10. Navigate to Admin tab > Integration - Oracle BI Presentation Services, and set the following fields:
    • Server Protocol = https
    • Server Version = v4
    • Server = bi.mycompany.com

      Where bi.mycompany.com is the Web Server or Application Server host where Oracle BI is deployed.

    • Port = 443
    • Administrator Username = Administrator
    • Administrator Password = <Password for Oracle BI Administrator user>
    • URL Suffix = analytics/saw.dll

      NOTE:  You must specify the Administrator user in the Administrator Username field. This is the Administrator user defined in the Oracle BI repository (rpd).

11. If you have defined BI Server Security as the security model in BI Publisher, you must modify the JDBC connection string as done in this procedure.
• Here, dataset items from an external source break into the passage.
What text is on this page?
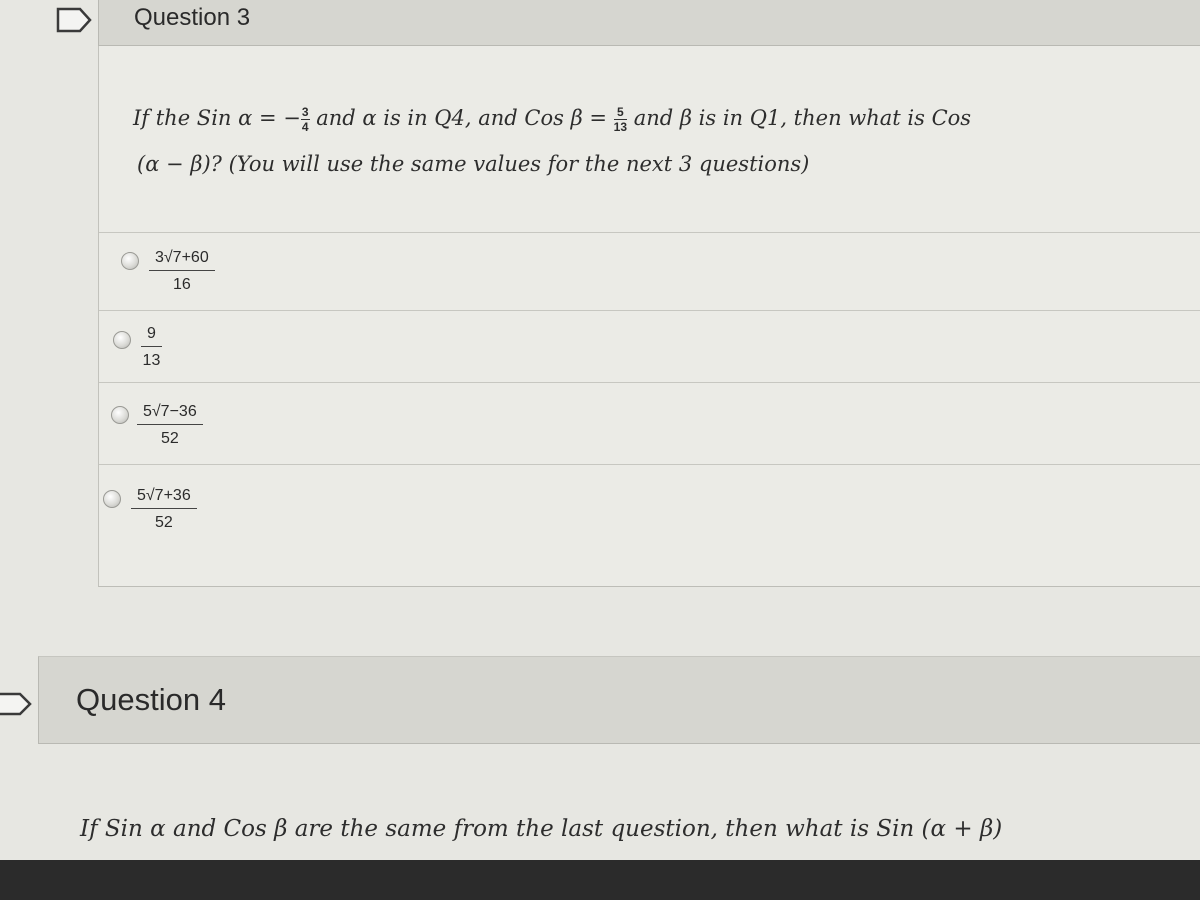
Question 3
If the Sin α = − $\frac{3}{4}$ and α is in Q4, and Cos $\beta = \frac{5}{13}$ and β is in Q1, then what is Cos
(α − β)? (You will use the same values for the next 3 questions)
$\frac{3√7+60}{16}$
$\frac{9}{13}$
$\frac{5√7-36}{52}$
$\frac{5√7+36}{52}$
Question 4
If Sin α and Cos β are the same from the last question, then what is Sin (α + β)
    In the BI Publisher application > Admin tab > Security Configuration page, append following SSL string the Connection String field:

    ssl=true;sslKeystorefilename=<path and filename of keystore>;sslKeystorepassword=<password of keystore and key>;trustanyserver=true;

    where the SSLKeystorefilename identifies the Java keystore that contains the certificate exported from the web server, and sslKeystorepassword is the password for the keystore.